The issue of discretionary bonuses and allowances were recently considered in the context of the Payment of Wages Act 1991 (“the 1991 Act”) in the case of Cleary & Others v B&Q Ireland Limited (High Court, 8 January 2016).

Details of the case:

Ten employees of B&Q Ireland Limited (“the Employer”) claimed that the Employer’s decision to withdraw a winter/summer bonus, as well as a zone allowance paid to employees working in Dublin stores, was in breach of the 1991 Act.

The employees’ contracts of employment stated that “all bonus schemes are discretionary and are subject to scheme rules. They may be reviewed or withdrawn at any time.” The Employer argued that unilaterally withdrawing the bonus scheme was permitted by the terms of the scheme and the employment contract which expressly provided that it could be withdrawn at any time. The Tribunal agreed with this argument and found that there was no breach of the 1991 Act.

In relation to the zone allowance paid to employees working in Dublin stores, the Tribunal followed the case of McKenzie & Anor v Minister for Finance & Ors [2010] IEHC 461 and found that the allowance was separate and distinct from the employees’ salary, and could be considered compensation for working in a particular area. The deduction of an allowance is not a deduction from wages under the 1991 Act.

The decision was appealed to the High Court where the employees argued that they should have been entitled to the first bonus following the decision to end the bonus scheme, as it related to a period of work already done and the employees had accrued the bonus at the time the decision was made to withdraw it. The employees also argued that the zone allowance was an intrinsic part of the wages payable to employees contracted to work at the Dublin outlets.

In relation to the bonus scheme, the High Court noted that the Employer had the discretion to withdraw the bonus scheme at any time, however, it held that discretion should be exercised reasonably. The Court found that the Tribunal erred in law, in interpreting the Employer’s discretion to withdraw the bonus scheme at any time, as applying retrospectively. The Court also held the payment of the bonus crystallised as a contractual obligation once it was earned in accordance with the terms of the scheme and that the employees had worked the relevant period pursuant to the relevant scheme and therefore accrued a bonus entitlement under the scheme.
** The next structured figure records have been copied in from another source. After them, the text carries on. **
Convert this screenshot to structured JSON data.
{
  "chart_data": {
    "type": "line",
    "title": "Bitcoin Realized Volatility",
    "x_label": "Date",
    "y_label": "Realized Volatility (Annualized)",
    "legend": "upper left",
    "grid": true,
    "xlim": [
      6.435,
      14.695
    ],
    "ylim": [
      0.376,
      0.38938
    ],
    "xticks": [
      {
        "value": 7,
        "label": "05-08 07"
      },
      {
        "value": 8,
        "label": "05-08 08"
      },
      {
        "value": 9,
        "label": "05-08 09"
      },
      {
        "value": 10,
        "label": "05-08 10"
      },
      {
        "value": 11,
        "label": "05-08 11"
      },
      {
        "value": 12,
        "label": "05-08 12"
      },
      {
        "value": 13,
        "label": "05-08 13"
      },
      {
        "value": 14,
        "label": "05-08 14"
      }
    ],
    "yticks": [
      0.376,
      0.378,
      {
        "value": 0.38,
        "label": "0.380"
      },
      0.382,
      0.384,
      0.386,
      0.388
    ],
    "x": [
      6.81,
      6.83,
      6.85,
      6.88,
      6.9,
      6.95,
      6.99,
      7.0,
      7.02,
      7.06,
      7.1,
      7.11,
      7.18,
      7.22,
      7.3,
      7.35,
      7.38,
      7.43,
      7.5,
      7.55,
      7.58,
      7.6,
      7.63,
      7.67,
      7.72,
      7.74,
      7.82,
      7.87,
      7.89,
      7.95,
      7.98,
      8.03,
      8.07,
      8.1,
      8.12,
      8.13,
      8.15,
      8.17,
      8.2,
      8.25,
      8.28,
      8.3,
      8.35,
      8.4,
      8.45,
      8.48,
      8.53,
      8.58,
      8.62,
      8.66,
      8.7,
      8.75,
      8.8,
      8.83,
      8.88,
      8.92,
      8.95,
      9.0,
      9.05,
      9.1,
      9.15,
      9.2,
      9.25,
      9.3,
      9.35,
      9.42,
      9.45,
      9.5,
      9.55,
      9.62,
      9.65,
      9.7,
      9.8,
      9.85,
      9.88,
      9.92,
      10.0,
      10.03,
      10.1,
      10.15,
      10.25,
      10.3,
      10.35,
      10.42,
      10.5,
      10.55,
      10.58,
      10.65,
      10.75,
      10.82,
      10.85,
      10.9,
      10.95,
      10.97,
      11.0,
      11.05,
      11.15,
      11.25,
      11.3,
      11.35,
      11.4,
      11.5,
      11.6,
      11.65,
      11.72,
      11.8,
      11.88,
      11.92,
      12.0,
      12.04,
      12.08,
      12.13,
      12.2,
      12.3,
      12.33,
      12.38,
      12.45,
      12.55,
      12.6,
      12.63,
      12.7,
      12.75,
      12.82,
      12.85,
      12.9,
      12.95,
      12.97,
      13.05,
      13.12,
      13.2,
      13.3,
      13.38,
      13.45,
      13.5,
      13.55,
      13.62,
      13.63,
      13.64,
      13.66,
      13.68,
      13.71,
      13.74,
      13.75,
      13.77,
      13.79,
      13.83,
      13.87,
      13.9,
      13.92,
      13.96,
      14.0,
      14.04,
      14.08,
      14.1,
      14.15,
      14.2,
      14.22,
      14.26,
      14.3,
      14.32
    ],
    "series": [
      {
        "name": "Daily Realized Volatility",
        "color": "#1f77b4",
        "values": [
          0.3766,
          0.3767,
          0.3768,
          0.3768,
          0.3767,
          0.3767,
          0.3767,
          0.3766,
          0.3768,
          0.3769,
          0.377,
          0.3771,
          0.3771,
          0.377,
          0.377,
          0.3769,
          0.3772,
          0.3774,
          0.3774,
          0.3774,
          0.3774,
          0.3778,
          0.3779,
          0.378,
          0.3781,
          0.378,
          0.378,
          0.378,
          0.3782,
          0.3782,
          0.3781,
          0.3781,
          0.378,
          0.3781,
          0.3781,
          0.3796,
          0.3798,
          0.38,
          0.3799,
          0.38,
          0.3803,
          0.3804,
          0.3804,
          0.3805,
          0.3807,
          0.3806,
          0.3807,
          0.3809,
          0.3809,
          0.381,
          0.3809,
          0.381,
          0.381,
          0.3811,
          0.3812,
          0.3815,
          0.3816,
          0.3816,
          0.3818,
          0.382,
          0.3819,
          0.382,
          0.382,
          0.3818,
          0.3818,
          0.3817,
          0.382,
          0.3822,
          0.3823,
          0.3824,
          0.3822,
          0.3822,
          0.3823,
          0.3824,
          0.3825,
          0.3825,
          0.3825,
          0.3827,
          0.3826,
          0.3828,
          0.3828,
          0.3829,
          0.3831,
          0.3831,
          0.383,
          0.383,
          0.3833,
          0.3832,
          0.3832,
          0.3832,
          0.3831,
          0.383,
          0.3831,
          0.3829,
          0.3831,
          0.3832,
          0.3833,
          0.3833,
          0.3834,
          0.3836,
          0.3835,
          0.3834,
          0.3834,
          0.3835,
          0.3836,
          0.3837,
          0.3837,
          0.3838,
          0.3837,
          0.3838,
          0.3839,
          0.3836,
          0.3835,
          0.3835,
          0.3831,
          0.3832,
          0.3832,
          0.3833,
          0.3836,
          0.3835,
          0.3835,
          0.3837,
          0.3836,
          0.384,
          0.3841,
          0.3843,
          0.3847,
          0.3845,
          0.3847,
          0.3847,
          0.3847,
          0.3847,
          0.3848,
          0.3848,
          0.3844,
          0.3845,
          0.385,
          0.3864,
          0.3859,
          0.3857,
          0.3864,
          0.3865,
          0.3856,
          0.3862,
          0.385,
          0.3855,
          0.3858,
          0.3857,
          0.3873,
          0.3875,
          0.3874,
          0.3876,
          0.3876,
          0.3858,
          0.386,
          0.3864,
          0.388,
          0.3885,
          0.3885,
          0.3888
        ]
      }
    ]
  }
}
In relation to the zone allowance, the Court noted that the Tribunal found that the mileage allowance was an expense under section 7(2)(b) of the 1991 Act and the Court was satisfied that the zone allowance was also an expense and did not constitute wages for the purposes of the 1991 Act.

What this means for employers?

This decision reaffirms the position that allowances are not wages for the purposes of the 1991 Act and also serves as a reminder that simply describing a bonus scheme as discretionary will not always prevent a contractual entitlement arising. Employers looking at varying or discontinuing a discretionary bonus scheme should seek legal advice before doing so.